Los peores temores comienzan a materializarse en cuanto uno lee las primeras páginas, en las que un narrador que guarda apenas una mínima distancia con el autor comienza a contar minuciosamente, y con las digresiones habituales, una serie de insólitas llamadas y encuentros con ciertas personas desconocidas que tratan de convencerle de que renuncie a su rutina habitual de escritor y acuda como invitado a la famosa Documenta de Kassel (la mítica muestra de arte de vanguardia, que se celebra en Alemania cada cinco años), con el extraño cometido de convertirse en parte de una instalación viviente, ya que debe sentarse a escribir todas las mañanas en la mesa de un restaurante chino de las afueras de la ciudad, dejarse ver y contestar, si hace falta, a las preguntas que le hagan curiosos y desconocidos de cualquier nacionalidad y en cualquier lengua.

Todo parece absurdo, aunque todo es muy real, pues tal invitación existió y el escritor ciertamente acudió a esa cita. Pero “contado”, el hecho deviene, instantáneamente, en pura literatura: pues al narrarlo, el escritor se diluye, el narrador cobra vida y lo narrado pierde su suelo estable en la objetividad y comienza su deambular por la neblinosa telaraña de la ficción, donde -y aún no han pasado una veintena de páginas- quedamos completa y definitivamente atrapados.

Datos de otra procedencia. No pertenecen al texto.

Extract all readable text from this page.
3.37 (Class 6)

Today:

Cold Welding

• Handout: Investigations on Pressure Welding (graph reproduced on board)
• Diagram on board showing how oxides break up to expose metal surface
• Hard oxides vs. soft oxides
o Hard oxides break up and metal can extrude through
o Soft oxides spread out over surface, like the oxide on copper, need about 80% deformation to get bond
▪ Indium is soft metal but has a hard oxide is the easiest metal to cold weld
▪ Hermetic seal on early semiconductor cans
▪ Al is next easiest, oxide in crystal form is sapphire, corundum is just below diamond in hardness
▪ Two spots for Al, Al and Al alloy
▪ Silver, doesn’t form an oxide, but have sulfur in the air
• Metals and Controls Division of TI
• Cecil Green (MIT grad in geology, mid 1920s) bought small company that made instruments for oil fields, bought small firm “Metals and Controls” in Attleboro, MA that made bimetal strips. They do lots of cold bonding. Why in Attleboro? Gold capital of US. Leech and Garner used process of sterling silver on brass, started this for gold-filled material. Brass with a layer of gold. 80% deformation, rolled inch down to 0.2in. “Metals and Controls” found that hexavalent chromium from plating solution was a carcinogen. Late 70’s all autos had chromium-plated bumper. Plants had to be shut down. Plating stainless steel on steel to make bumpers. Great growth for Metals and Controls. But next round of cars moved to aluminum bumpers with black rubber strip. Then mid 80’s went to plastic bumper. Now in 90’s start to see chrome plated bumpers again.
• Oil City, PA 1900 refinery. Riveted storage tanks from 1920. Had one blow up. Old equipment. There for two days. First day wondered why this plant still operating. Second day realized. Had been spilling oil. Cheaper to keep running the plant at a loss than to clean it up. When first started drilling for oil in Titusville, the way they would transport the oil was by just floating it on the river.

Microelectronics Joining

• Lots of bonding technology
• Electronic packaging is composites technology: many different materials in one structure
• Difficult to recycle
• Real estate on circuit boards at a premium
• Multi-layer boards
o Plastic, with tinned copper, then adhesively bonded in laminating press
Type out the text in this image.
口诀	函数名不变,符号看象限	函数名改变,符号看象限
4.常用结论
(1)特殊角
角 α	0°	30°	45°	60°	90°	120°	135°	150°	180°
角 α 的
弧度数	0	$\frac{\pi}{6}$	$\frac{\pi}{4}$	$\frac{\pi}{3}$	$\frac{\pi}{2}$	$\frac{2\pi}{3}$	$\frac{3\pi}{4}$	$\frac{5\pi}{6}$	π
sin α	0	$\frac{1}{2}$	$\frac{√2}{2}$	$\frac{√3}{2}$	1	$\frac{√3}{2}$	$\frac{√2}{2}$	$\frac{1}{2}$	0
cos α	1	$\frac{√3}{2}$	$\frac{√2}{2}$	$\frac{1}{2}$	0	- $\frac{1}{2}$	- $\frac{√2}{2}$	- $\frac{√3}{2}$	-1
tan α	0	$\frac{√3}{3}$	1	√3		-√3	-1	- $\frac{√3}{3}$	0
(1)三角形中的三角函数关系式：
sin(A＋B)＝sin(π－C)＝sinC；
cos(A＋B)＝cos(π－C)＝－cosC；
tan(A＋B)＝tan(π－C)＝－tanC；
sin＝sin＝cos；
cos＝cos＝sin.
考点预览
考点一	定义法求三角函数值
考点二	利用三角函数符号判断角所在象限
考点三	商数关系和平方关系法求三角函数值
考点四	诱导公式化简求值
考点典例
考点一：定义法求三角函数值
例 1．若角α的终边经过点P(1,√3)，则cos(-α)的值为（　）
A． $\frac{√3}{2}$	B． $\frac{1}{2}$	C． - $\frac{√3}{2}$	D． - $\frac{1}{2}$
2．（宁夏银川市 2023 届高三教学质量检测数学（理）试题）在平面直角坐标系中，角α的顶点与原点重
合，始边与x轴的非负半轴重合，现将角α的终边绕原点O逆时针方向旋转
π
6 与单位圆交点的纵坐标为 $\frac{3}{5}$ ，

Entonces nos damos de cuenta de que Vila-Matas ha tejido una red nueva. Por muy familiares que nos resulten muchos de los recursos y ardides de su escritura, por mucho que nos sintamos “en casa” leyendo estas páginas, no logramos deshacernos en todo el tiempo de la sensación, sorprendente, cautivadora, de que vamos por un nuevo camino, que hemos emprendido una aventura desconocida, que estamos en una inesperada expedición hacia no sabemos dónde y para la que, otra vez, no tenemos una brújula preparada ni un mapa clarificador.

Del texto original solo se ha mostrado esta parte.